Even worse, it would never have happened in any other sport in the Olympics, where most sports either award duplicate medals to tied competitors or attempt to break ties with another race or competition.
The whole scenario is rare, to be sure.
By their very nature, many sports cannot wind up tied in the first place.
Team sports such as volleyball, basketball, water polo and soccer all necessarily produce winners and losers, as do the combat sports such as judo, fencing, wrestling and boxing.
Other sports are timed to the hundredth sometimes, the thousandth of a second, or judged to several decimal places, making it nearly impossible for two athletes to finish dead even.
Still, "it can happen," said Enrico Carpani of the International Cycling Union.
And if it does, there are all kinds of ways to deal with it.
In Raisman's case in gymnastics, the rules call for dropping the lowest apparatus score of each tied all-around competitor, and re-tallying their remaining three scores.
But because Raisman's lowest score was higher than Russian Aliya Mustafina's lowest, Mustafina wound up standing on the podium with a higher remaining score, while Raisman stood out in the cold.
"I'm more sad than angry," Raisman said.
Wait till she finds out that if she had been a diver who tied, she would have been awarded a duplicate medal. Two bronzes would have been awarded, in other words, according to international rules.
Same in swimming, where American Nathan Adrian almost ended in a dead heat with Australia's James Magnussen in the 100-meter freestyle, with Adrian winning by a mere 0.01 seconds. Had they been tied, they would have each received a gold medal, according to an official with FINA, the international swimming federation.
Some sports, such as archery and equestrian, have extra rounds to break ties; there are shoot-offs in archery, jump-offs in equestrian.
In individual track cycling events, Carpani said, "we don't give out two medals, but repeat the race."
Even in track and field, there's a sensible solution at least internationally.

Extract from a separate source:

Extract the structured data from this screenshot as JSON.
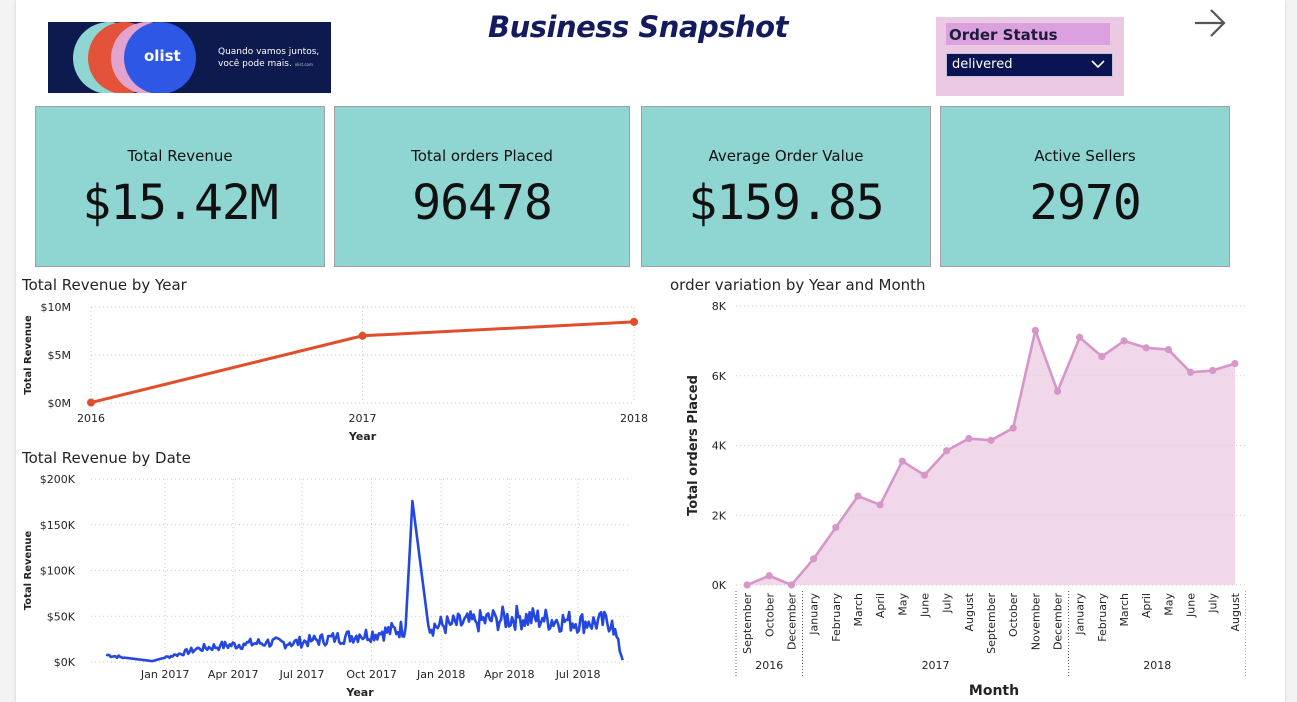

USA Track & Field notoriously did not have a procedure in place to break a dead heat between sprinter Alyson Felix and Jeneba Tarmoh in the 100 meters, with a spot in London on the line at its Olympic trials in June.
But if runners finish at precisely the same micro-second at the Olympics with a medal at stake, international rules state that "the tie shall remain."
If only that had worked for Aly Raisman.